In January 2009, I wrote a post titled "The Primacy of the Party" where I described the Salvadoran system for electing deputies to the National Assembly. The voters do not vote for individual deputies; they vote only for the political party. The ballot for deputies to the National Assembly is simply a series of party logos, and the voter marks the logo of the party for whom he wishes to elect deputies to the National Assembly. The parties develop their slate of deputies for each department, and rank those deputies from 1 to the total number elected in the department.
The Supreme Court in El Salvador has now ruled that this closed system violates El Salvador's constitution. The Voices from El Salvador blog has its usual excellent analysis:
On July 29, the Legislative Assembly and the Constitutional Branch of the Supreme Court began openly debating election reforms.
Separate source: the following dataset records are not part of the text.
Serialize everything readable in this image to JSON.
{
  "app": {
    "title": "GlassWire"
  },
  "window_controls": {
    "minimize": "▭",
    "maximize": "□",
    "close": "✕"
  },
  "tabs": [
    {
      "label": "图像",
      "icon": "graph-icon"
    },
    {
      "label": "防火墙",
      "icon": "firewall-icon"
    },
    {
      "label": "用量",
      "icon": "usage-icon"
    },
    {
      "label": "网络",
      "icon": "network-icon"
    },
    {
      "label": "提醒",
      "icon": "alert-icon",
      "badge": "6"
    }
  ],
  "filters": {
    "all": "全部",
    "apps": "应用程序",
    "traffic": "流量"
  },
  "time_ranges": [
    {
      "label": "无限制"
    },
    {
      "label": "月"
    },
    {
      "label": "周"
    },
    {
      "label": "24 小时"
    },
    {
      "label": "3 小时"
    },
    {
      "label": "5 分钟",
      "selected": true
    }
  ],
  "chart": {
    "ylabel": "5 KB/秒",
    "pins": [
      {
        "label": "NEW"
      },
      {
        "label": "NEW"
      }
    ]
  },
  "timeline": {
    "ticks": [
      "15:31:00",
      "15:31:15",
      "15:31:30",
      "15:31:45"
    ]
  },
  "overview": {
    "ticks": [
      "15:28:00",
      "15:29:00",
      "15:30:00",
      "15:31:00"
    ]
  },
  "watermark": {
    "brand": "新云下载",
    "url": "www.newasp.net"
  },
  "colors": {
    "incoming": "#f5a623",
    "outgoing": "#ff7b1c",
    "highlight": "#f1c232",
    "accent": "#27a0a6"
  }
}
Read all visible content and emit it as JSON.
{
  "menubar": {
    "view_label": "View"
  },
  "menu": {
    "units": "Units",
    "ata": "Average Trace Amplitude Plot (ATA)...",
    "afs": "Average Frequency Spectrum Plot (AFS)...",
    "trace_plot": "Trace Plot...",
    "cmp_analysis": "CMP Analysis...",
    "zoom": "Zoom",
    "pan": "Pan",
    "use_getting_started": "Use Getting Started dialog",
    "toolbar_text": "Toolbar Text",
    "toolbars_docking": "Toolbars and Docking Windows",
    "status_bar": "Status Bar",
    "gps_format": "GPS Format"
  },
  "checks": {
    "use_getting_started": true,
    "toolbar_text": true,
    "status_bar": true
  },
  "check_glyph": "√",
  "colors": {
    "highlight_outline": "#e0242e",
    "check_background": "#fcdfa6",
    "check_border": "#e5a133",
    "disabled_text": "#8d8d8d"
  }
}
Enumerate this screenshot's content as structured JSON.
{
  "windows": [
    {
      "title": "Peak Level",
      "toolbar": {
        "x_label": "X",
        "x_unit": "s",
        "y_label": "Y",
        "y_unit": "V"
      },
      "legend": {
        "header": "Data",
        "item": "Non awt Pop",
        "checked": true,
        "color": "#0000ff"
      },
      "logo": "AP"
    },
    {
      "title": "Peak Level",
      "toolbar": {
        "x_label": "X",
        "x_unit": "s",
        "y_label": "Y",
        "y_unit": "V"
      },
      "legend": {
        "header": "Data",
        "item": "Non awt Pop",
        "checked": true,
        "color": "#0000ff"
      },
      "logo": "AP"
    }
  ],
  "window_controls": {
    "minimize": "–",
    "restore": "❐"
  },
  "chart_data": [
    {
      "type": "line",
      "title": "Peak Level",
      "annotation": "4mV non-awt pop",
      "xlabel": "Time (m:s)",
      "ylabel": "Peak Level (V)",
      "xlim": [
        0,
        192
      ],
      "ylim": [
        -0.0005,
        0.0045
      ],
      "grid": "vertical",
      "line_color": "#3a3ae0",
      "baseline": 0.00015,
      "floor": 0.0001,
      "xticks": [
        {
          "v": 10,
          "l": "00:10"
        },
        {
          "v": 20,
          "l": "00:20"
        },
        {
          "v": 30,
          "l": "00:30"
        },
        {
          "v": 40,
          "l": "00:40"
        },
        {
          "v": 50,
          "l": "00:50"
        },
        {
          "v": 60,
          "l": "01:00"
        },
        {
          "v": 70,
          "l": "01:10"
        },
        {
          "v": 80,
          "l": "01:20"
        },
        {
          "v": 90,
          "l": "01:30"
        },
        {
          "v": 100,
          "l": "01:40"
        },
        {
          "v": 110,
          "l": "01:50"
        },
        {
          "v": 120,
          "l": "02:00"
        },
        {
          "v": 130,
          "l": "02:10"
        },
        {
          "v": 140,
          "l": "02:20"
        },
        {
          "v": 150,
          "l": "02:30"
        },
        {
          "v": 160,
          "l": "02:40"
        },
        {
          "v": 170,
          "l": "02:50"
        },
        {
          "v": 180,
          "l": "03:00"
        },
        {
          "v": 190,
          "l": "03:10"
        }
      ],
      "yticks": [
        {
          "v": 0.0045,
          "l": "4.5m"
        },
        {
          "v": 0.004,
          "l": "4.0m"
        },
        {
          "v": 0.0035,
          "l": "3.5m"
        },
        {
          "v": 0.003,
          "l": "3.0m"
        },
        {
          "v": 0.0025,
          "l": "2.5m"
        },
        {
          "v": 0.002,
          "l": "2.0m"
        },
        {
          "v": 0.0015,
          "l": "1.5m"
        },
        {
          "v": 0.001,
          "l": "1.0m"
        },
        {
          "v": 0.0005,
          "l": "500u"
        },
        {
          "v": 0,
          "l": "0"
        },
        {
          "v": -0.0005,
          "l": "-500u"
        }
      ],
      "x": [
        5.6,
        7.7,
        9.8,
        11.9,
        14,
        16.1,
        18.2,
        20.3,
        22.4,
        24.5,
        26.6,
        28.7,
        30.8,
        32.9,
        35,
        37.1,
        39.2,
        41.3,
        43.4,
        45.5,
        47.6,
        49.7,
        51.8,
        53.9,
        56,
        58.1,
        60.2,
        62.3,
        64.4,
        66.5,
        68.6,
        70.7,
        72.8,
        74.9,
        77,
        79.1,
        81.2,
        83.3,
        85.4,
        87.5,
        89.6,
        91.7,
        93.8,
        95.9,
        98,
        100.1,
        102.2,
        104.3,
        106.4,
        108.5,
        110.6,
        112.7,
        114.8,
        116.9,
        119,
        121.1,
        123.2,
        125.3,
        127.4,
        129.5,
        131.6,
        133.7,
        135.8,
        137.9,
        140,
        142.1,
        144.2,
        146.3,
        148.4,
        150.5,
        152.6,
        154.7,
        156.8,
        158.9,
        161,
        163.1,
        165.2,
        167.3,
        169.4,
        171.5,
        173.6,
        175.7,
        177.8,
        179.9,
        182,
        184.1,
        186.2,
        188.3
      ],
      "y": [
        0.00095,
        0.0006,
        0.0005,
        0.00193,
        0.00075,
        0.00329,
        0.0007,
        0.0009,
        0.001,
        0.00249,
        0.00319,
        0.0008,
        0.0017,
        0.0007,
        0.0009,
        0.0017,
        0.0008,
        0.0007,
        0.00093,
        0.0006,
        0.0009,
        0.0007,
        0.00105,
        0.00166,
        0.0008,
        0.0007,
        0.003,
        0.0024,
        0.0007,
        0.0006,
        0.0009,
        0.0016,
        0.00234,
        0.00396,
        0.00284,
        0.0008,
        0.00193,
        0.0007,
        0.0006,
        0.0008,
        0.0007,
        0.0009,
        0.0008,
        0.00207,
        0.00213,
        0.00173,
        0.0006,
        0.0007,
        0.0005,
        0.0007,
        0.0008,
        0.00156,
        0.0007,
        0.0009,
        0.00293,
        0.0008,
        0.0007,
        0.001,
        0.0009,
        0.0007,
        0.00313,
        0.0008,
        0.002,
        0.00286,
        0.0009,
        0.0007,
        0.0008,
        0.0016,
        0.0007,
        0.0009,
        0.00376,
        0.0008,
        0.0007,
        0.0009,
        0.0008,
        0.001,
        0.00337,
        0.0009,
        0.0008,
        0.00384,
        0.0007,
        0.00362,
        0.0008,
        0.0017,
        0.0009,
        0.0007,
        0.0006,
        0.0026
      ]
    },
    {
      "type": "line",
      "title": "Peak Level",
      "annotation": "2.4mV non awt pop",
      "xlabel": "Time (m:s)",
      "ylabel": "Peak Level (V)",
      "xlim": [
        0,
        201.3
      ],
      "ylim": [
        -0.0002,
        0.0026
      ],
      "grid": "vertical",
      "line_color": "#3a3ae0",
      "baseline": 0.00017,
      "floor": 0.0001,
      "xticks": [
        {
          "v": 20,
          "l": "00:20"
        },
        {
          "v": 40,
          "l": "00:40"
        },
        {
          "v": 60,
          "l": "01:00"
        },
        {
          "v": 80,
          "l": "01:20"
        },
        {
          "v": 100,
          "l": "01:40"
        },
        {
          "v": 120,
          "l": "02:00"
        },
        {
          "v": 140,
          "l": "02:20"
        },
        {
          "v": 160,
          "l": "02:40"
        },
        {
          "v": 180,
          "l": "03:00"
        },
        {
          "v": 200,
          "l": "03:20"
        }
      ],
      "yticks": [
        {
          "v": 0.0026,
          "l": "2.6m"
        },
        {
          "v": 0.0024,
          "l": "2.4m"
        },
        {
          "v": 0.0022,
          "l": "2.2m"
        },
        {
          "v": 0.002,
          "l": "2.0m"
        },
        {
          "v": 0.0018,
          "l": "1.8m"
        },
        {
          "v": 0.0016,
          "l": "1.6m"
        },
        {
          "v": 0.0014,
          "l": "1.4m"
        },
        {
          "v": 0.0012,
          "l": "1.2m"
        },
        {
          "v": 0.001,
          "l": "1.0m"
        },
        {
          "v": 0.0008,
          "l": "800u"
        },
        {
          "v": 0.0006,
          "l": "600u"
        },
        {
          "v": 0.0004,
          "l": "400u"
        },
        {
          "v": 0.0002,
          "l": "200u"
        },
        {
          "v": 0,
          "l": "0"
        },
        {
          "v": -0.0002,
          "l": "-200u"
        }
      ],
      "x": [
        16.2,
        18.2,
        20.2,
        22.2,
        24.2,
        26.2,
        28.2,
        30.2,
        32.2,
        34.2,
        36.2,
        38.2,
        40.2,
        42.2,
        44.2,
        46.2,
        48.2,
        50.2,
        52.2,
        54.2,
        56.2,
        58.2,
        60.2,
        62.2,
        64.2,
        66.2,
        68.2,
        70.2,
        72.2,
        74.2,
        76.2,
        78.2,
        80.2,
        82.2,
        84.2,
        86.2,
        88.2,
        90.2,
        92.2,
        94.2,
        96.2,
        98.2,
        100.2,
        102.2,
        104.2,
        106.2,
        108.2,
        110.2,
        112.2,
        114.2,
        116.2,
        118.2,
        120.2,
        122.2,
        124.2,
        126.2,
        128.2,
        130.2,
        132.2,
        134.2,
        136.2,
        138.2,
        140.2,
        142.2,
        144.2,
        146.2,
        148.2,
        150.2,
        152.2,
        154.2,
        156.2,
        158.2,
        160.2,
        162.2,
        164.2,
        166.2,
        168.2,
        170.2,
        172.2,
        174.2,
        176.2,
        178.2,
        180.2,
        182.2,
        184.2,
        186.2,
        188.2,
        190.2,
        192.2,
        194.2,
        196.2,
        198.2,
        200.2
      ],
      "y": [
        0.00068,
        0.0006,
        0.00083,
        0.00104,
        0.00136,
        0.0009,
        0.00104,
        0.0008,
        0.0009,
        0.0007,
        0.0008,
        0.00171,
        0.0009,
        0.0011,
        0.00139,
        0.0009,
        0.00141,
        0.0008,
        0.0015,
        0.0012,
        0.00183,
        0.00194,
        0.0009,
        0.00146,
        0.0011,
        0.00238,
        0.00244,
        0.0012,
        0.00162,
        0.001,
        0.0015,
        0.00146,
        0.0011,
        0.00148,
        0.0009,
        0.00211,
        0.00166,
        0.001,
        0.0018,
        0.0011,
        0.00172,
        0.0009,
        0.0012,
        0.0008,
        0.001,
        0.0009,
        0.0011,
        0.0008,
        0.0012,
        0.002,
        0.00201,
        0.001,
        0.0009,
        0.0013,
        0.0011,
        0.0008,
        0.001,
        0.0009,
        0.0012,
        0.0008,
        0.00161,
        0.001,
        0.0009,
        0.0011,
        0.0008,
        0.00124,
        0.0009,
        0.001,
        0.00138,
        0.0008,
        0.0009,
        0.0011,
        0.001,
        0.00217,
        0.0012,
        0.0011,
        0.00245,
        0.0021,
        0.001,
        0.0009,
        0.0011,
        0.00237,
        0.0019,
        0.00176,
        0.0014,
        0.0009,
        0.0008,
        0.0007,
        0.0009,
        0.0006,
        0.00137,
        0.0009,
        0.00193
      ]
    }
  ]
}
The Supreme Court issued a ruling that struck down clauses of the Election Code that required candidates to be members of a political party in order to run for office in the Legislative Assembly. In the same ruling, the Court also said that the closed lists that political parties currently use on election ballots are unconstitutional. Instead, the Court said, voters must be able to vote for individual candidates from each party.
The Court stated that sections of the Electoral Code were unconstitutional because they diminish voter autonomy and effectively eliminate direct elections, which is a right protected by Article 78 of the Salvadoran Constitution. Warned in advance of the Court’s impending decision, the Legislative Assembly passed several constitutional reforms, one of which completely banned independent candidates from participating in municipal and Legislative. The last minute reforms, some of which were passed at 1 am the night before the Court published its decision, were clearly intended to create conflict with the Supreme Court. (more)
The court's decision has prompted Salvadoran politicians and commentators to debate the relationship among the branches of government and the nature of the country's democracy. President Funes has expressed his disagreement with the Court's decision. The Supreme Court's decision brings a direct challenge to the entrenched officials in each political party who control the slates of delegates. How the issue is resolved will reveal much about the maturity of the post-civil war Salvadoran democratic institutions.